What is it?
The world’s first luxury compact hatchback hybrid - and it has finally landed in Britain. As of March 1st, Lexus began delivering examples of the CT200h here, mostly to fleet drivers keen to reap the benefits of low company car tax, and to drive a Lexus for little more than a well-equipped volume family hatchback.
Running the same powertrain as the latest Toyota Prius, a 1.8-litre, 98bhp Atkinson cycle petrol engine mated to an 81bhp, 153lb ft electric motor, the CT200h produces a maximum 134bhp at 5200rpm via the front wheels. It’s slow by premium compact class standards: 62mph takes 10.3sec to come up, and maximum speed is 112mph. The trade-off, aside from those tax-saving low emissions, is claimed economy of almost 70mpg.
What’s it like?
This new upmarket five-door has more going for it than fleet-targetted value for money. The quality and richness of its cabin materials are top-notch. Although one or two switches and stalks seem identical to those that you’d find on a Toyota Prius, you can’t fail to be impressed by the upmarket ambiance and attention-to-detail of this interior, both of which are remarkable at this price point.

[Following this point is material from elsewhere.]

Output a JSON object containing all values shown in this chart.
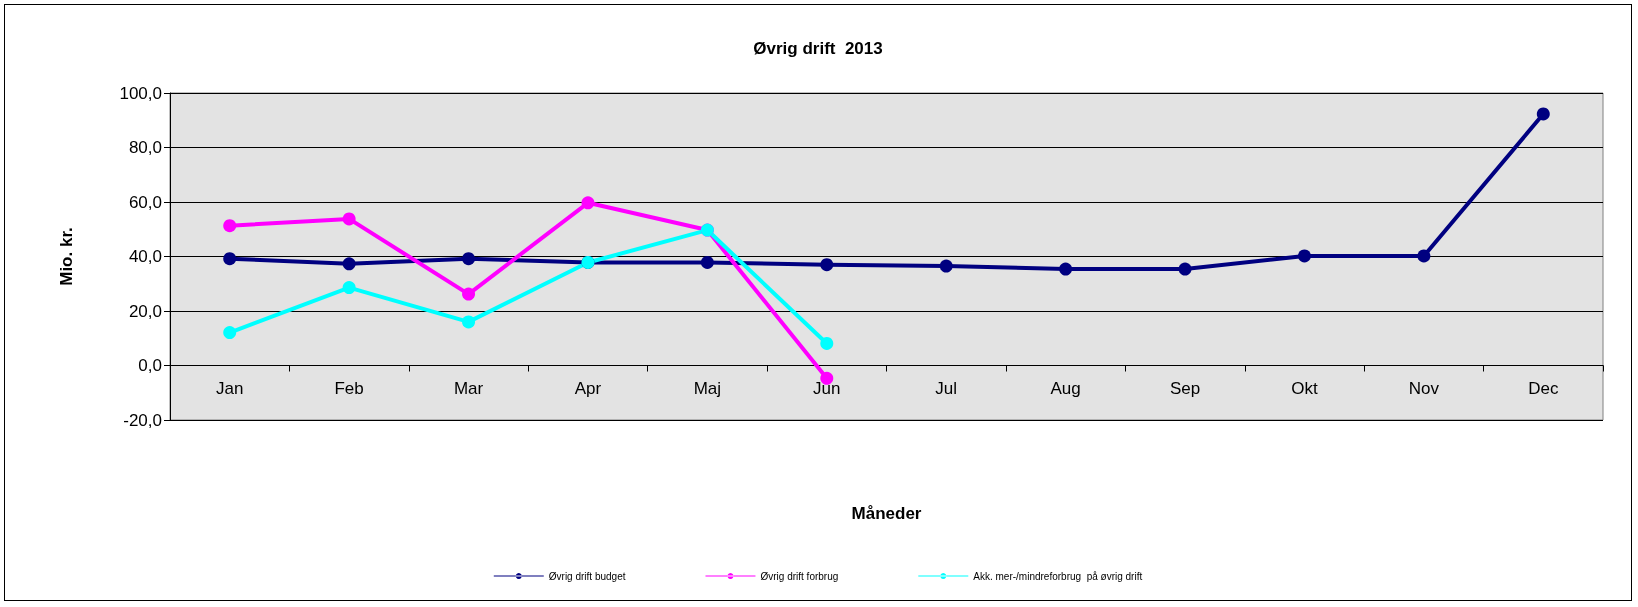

The general feeling of plush luxury continues when you move off in the CT200h: noise and vibration insulation is excellent. Move off gently, under electric power alone, and refinement is limo-like, and even when the petrol engine starts at 28mph, there’s little added disturbance of the peace.
If you’re in more of a hurry, the car’s manners aren’t nearly so hushed, however. With lots of throttle, the CT200h’s continuously variable transmission makes that petrol engine spin away at consistently high rpm, shattering the quiet. And even then, although the car can feel quite responsive when its electric motor is chiming in, acceleration is still modest. You have to work this powertrain uncomfortably hard to pick up speed quickly.
And whether you’re moving along particularly quickly or not, you’ll notice a restless lack of compliance in the CT200h’s chassis that seems curious. This isn’t a performance car, after all, but Toyota has given it hot hatchback level chassis settings in order to make it decidely different to drive than the Prius – a car with which comparisons are unavoidable. That means the CT200h is unexpectedly precise and agile through smooth-surfaced corners, and is almost immune from body roll. But it also means that the car doesn’t ride with the kind of comfort or composure that befits a compact luxury option.